Dat zo’n leven net even ander wordt ingevuld mag op zich geen probleem zijn. Je staat tijdens de film zelfs af en toe stil bij de vraag of ‘onze’ afspraken nu wel zo goed zijn allemaal. Het wordt wel een probleem wanneer je je niet langer thuis voelt in de gemeenschap die je hebt uitgekozen, wat vaak te maken heeft met je onvrijwillig schikken in de rol die je krijgt toebedeelt.  Ook al wordt je gemanipuleerd om te denken dat het wel goed is en een (groter) doel dient. Dat het niet simpel is om je daarvan los te maken wordt mooi in beeld gebracht. Het is wèl deze groep die je heeft opgevangen toen het slecht met je ging.
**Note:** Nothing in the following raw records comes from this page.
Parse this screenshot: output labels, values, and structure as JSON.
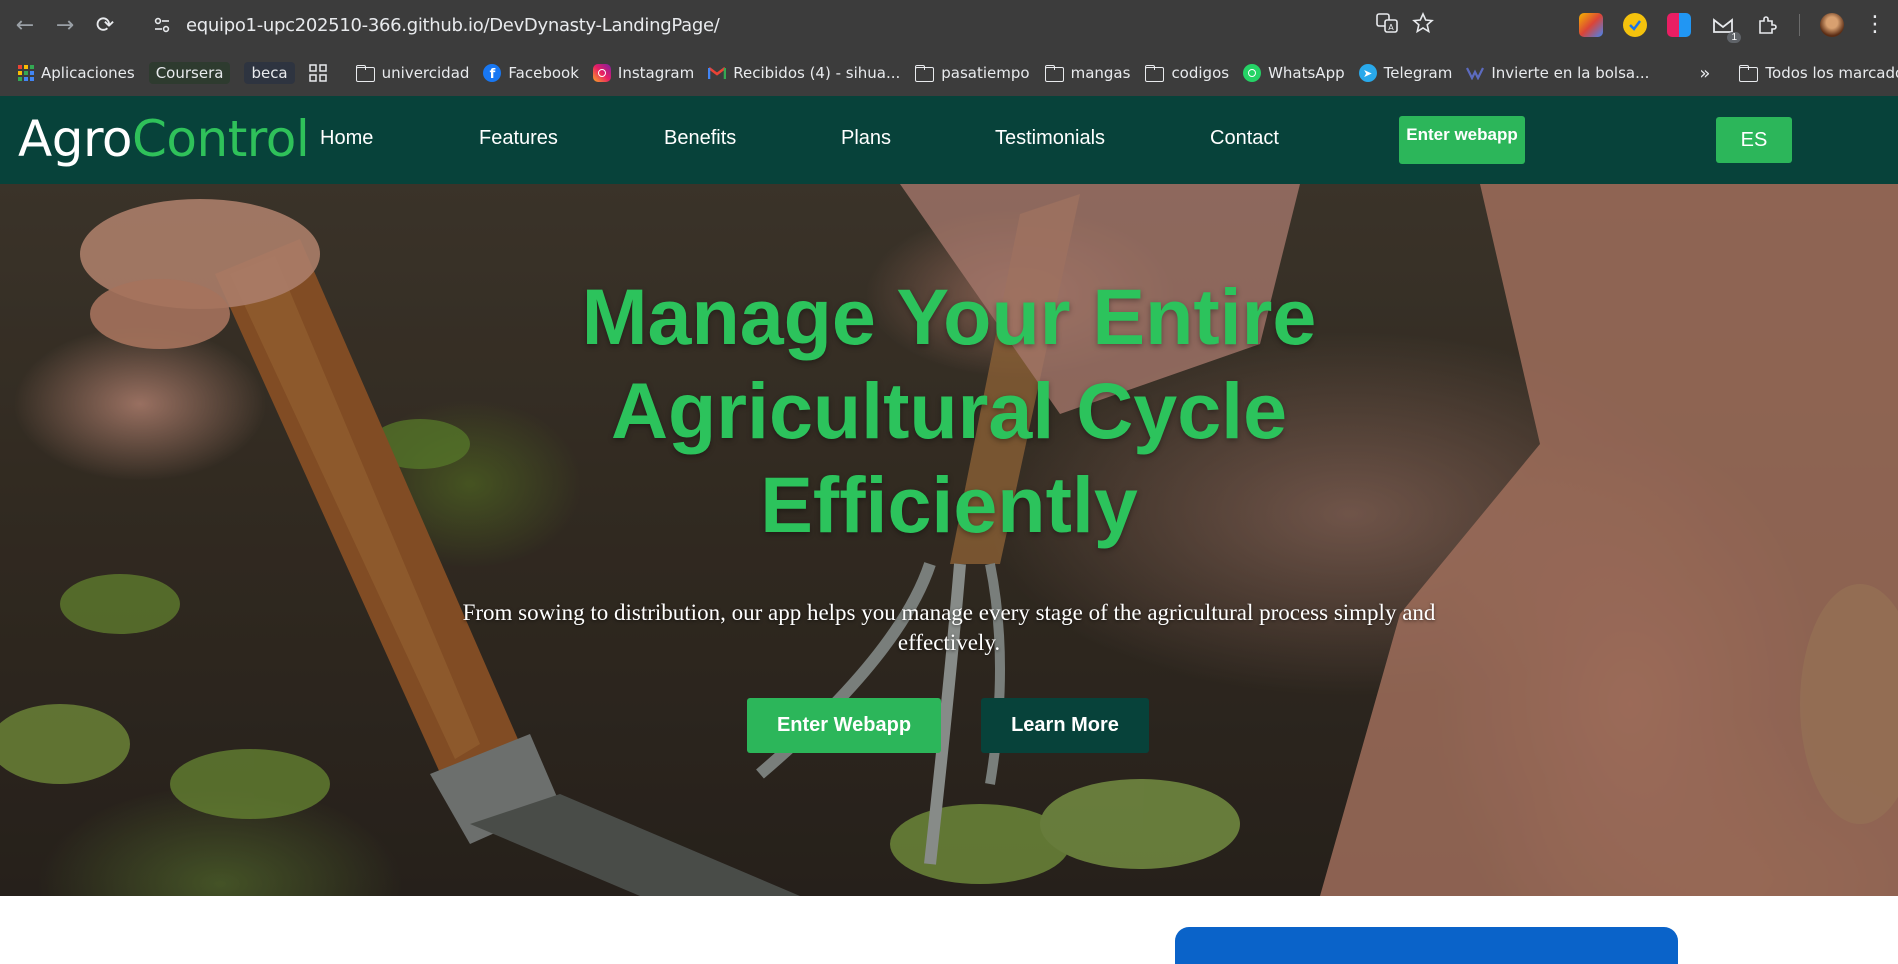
{
  "browser": {
    "url": "equipo1-upc202510-366.github.io/DevDynasty-LandingPage/",
    "nav_icons": [
      "back-icon",
      "forward-icon",
      "reload-icon"
    ],
    "extension_badge": "1",
    "bookmarks": [
      {
        "label": "Aplicaciones",
        "icon": "apps-grid-icon"
      },
      {
        "label": "Coursera",
        "icon": "coursera-chip"
      },
      {
        "label": "beca",
        "icon": "beca-chip"
      },
      {
        "label": "univercidad",
        "icon": "folder-icon"
      },
      {
        "label": "Facebook",
        "icon": "facebook-icon"
      },
      {
        "label": "Instagram",
        "icon": "instagram-icon"
      },
      {
        "label": "Recibidos (4) - sihua...",
        "icon": "gmail-icon"
      },
      {
        "label": "pasatiempo",
        "icon": "folder-icon"
      },
      {
        "label": "mangas",
        "icon": "folder-icon"
      },
      {
        "label": "codigos",
        "icon": "folder-icon"
      },
      {
        "label": "WhatsApp",
        "icon": "whatsapp-icon"
      },
      {
        "label": "Telegram",
        "icon": "telegram-icon"
      },
      {
        "label": "Invierte en la bolsa...",
        "icon": "invest-icon"
      }
    ],
    "all_bookmarks_label": "Todos los marcadores"
  },
  "site": {
    "logo_part1": "Agro",
    "logo_part2": "Control",
    "nav": [
      "Home",
      "Features",
      "Benefits",
      "Plans",
      "Testimonials",
      "Contact"
    ],
    "enter_webapp_label": "Enter webapp",
    "lang_label": "ES"
  },
  "hero": {
    "title": "Manage Your Entire Agricultural Cycle Efficiently",
    "subtitle": "From sowing to distribution, our app helps you manage every stage of the agricultural process simply and effectively.",
    "primary_button": "Enter Webapp",
    "secondary_button": "Learn More"
  },
  "colors": {
    "header_bg": "#07423a",
    "accent_green": "#2cb65a",
    "title_green": "#2cc35c",
    "card_blue": "#0a63c9",
    "chrome_bg": "#3c3c3c"
  }
}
De groep die je geborgenheid verschaft, de leider die je een gevoel van vertrouwen schenkt, het gevoel geeft dat je speciaal bent. Je hoort ergens bij, is dat niet iets waard?

Er hangt een nare dreiging in de lucht. Komt dit alleen maar voort uit Martha, die zich dingen misschien inbeeldt? Het is hoe dan ook ondraaglijk en zorgt voor de onvermijdelijke uitbarsting als het verleden het heden in komt  halen.
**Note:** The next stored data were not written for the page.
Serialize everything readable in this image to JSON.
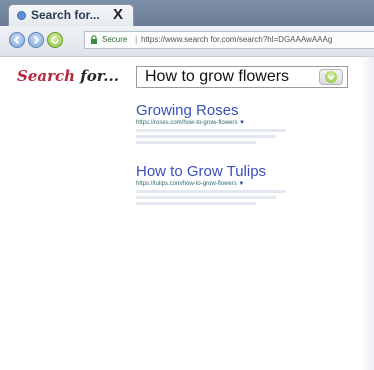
{
  "browser": {
    "tab": {
      "title": "Search for...",
      "close_glyph": "X"
    },
    "address": {
      "secure_label": "Secure",
      "url": "https://www.search for.com/search?hl=DGAAAwAAAg"
    }
  },
  "page": {
    "logo": {
      "part1": "Search",
      "part2": " for..."
    },
    "search": {
      "query": "How to grow flowers"
    },
    "results": [
      {
        "title": "Growing Roses",
        "url": "https://roses.com/how-to-grow-flowers"
      },
      {
        "title": "How to Grow Tulips",
        "url": "https://tulips.com/how-to-grow-flowers"
      }
    ]
  },
  "colors": {
    "logo_red": "#b7273a",
    "link_blue": "#3a50b8",
    "url_green": "#2e6b6b"
  },
  "icons": [
    "page-favicon-icon",
    "back-arrow-icon",
    "forward-arrow-icon",
    "reload-icon",
    "lock-icon",
    "search-go-icon"
  ]
}
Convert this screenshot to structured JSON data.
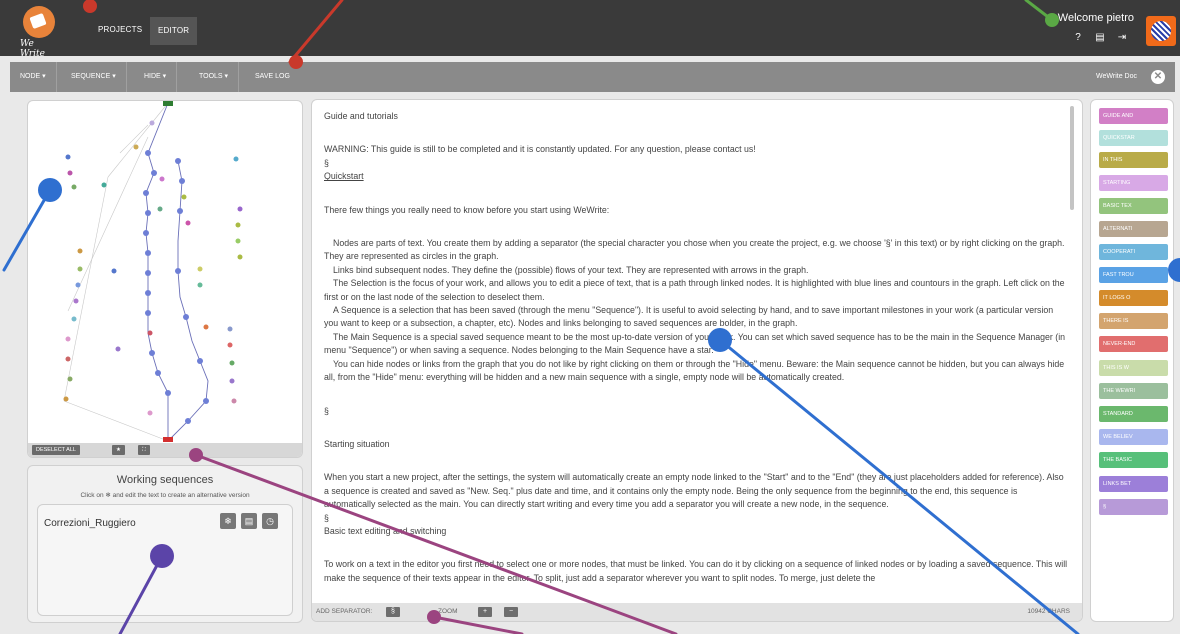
{
  "topbar": {
    "logo_text": "We Write",
    "nav": [
      "PROJECTS",
      "EDITOR"
    ],
    "welcome": "Welcome pietro"
  },
  "toolbar": {
    "items": [
      "NODE ▾",
      "SEQUENCE ▾",
      "HIDE ▾",
      "TOOLS ▾",
      "SAVE LOG"
    ],
    "doc_label": "WeWrite Doc",
    "close_label": "✕"
  },
  "graph": {
    "footer_buttons": [
      "DESELECT ALL",
      "★",
      "⛶"
    ]
  },
  "working_sequences": {
    "title": "Working sequences",
    "subtitle": "Click on ❄ and edit the text to create an alternative version",
    "items": [
      {
        "name": "Correzioni_Ruggiero"
      }
    ]
  },
  "editor": {
    "paragraphs": [
      "Guide and tutorials",
      "",
      "WARNING: This guide is still to be completed and it is constantly updated. For any question, please contact us!",
      "§",
      "Quickstart",
      "",
      "There few things you really need to know before  you start using WeWrite:",
      "",
      "Nodes are parts of text. You create them by adding a separator (the special character you chose when you create the project, e.g. we choose '§' in this text) or by right clicking on the graph. They are represented as circles in the graph.",
      "Links bind subsequent nodes. They define the (possible) flows of your text. They are represented with arrows in the graph.",
      "The Selection is the focus of your work, and allows you to edit a piece of text, that is a path through linked nodes. It is highlighted with blue lines and countours in the graph. Left click on the first or on the last node of the selection to deselect them.",
      "A Sequence is a selection that has been saved (through the menu \"Sequence\"). It is useful to avoid selecting by hand, and to save important milestones in your work (a particular version you want to keep or a subsection, a chapter, etc). Nodes and links belonging to saved sequences are bolder, in the graph.",
      "The Main Sequence is a special saved sequence meant to be the most up-to-date version of your work. You can set which saved sequence has to be the main in the Sequence Manager (in menu \"Sequence\") or when saving a sequence. Nodes belonging to the Main Sequence have a star.",
      "You can hide nodes or links from the graph  that you do not like by right clicking on them or through the \"Hide\" menu. Beware: the Main sequence cannot be hidden, but you can always hide all, from the \"Hide\" menu: everything will be hidden and a new main sequence with a single, empty node will be automatically created.",
      "",
      "§",
      "",
      "Starting situation",
      "",
      "When you start a new project, after the settings, the system will automatically create an empty node linked to the \"Start\" and to the \"End\" (they are just placeholders added for reference). Also a sequence is created and saved as \"New. Seq.\" plus date and time, and it contains only the empty node. Being the only sequence from the beginning to the end, this sequence is automatically selected as the main. You can directly start writing and every time you add a separator you will create a new node, in the sequence.",
      "§",
      "Basic text editing and switching",
      "",
      "To work on a text in the editor you first need to select one or more nodes, that must be linked. You can do it by clicking on a sequence of linked nodes or by loading a saved sequence. This will make the sequence of their texts appear in the editor. To split, just add a separator wherever you want to split nodes. To merge, just delete the"
    ],
    "footer": {
      "add_separator_label": "ADD SEPARATOR:",
      "separator_button": "§",
      "zoom_label": "ZOOM",
      "zoom_in": "+",
      "zoom_out": "−",
      "chars": "10942 CHARS"
    }
  },
  "sidebar": {
    "items": [
      {
        "label": "GUIDE AND",
        "color": "#d27fc6"
      },
      {
        "label": "QUICKSTAR",
        "color": "#b2e0dc"
      },
      {
        "label": "IN THIS",
        "color": "#b9ab48"
      },
      {
        "label": "STARTING",
        "color": "#d8a9e6"
      },
      {
        "label": "BASIC TEX",
        "color": "#93c47d"
      },
      {
        "label": "ALTERNATI",
        "color": "#b7a691"
      },
      {
        "label": "COOPERATI",
        "color": "#6fb6dc"
      },
      {
        "label": "FAST TROU",
        "color": "#5aa2e5"
      },
      {
        "label": "IT LOGS O",
        "color": "#d48b2b"
      },
      {
        "label": "THERE IS",
        "color": "#d3a46e"
      },
      {
        "label": "NEVER-END",
        "color": "#e16e6e"
      },
      {
        "label": "THIS IS W",
        "color": "#c9dcaa"
      },
      {
        "label": "THE WEWRI",
        "color": "#9bbf9d"
      },
      {
        "label": "STANDARD",
        "color": "#6bb86d"
      },
      {
        "label": "WE BELIEV",
        "color": "#a9b7ee"
      },
      {
        "label": "THE BASIC",
        "color": "#57c07a"
      },
      {
        "label": "LINKS BET",
        "color": "#9c7fd9"
      },
      {
        "label": "§",
        "color": "#b79ad8"
      }
    ]
  },
  "colors": {
    "topbar": "#3a3a3a",
    "toolbar": "#8a8a8a",
    "annotation_red": "#c9392b",
    "annotation_green": "#5aa845",
    "annotation_blue": "#2f6fd0",
    "annotation_purple": "#5b44a8",
    "annotation_magenta": "#9b4480"
  }
}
Deze aparte film heeft een prachtige vorm gevonden om het verhaal op trefzekere wijze te vertellen. Het is een subtiel drama waarin twee werelden gespiegeld worden weer gegeven. Beiden hebben hun voors en tegens. In beide werelden kan het slechte gaan overheersen. Als dat gebeurt moet je zeer sterk zijn om het juiste pad te kiezen en je los te maken je thuis.

zaterdag 18 februari 2012

Eaters


In de nieuwe editie van Schokkend Nieuws lees ik een interview met de makers van de nog te verschijnen zombiefilm Il Campeggio Dei Morti Viventi . Op de vraag waarom ze een Italiaanse zombiefilm willen maken is het antwoord: “Omdat het al tien jaar stil is in Italië”. Ik zou haast zeggen ‘wake up and smell the coffee’ want hier is Eaters. Of we daar nu blij mee moeten zijn is iets geheel anders.

Een epidemie; militairen die zich staande houden in een omheind complex waar een dokter experimenteert met ondoden. Day Of The Dead anyone? Van nieuwe inzichten moeten we het hier niet hebben, zou je denken. Dat is deels wel, en deels niet zo.

Twee militairen gaan op zoek naar ondode exemplaren die als proefkonijn kunnen dienen voor de dokter, die via experimenten naar een oplossing voor het probleem zoekt. Onderweg komen ze vogels van diverse pluimage tegen, zoals Caravaggio (hoe origineel!) die lichaamsdelen gebruikt om na te schilderen. In ruil voor de stukken vlees geeft hij voedsel. Of de doodseskaders van de neonazi’s die vernietigingskampen hebben om de (on)doden te vernietigen, maar waarvan je alleen maar ziet dat ze zich bezig houden met flauwe spelletjes, onder leiding van een gefreakte gnoom die op Hitler wil lijken. Goedkope exploitatie.

De film mondt uit in een toch wat saaie roadmovie, geschoten tegen een goedkoop bluescreen, met veel geouweneel tussen de twee soldaten, hier en daar wat flink geschmier van andere karakters, slechte humor, vuige taal en een hoop lillend vlees. Een dieptepunt wordt bereikt als de dokter de stroom van het hek af haalt die enkele gevangen zombies op hun plek houdt, waarbij hij tegen de breindoden zegt dat ze vrij zijn. Zo breindood zijn ze dan toch niet, want ze verstaan kennelijk wat hij zegt, proberen voorzichtig uit of het waar is wat hij zegt om vervolgens door het hek heen te breken waarna het hek …uhm… van de dam is. Zombies die luisteren. Het wordt nog gekker. Zombies met wapens, een zombie die iemand vastgrijpt, meeneemt, niet opeet en even later zomaar weer loslaat.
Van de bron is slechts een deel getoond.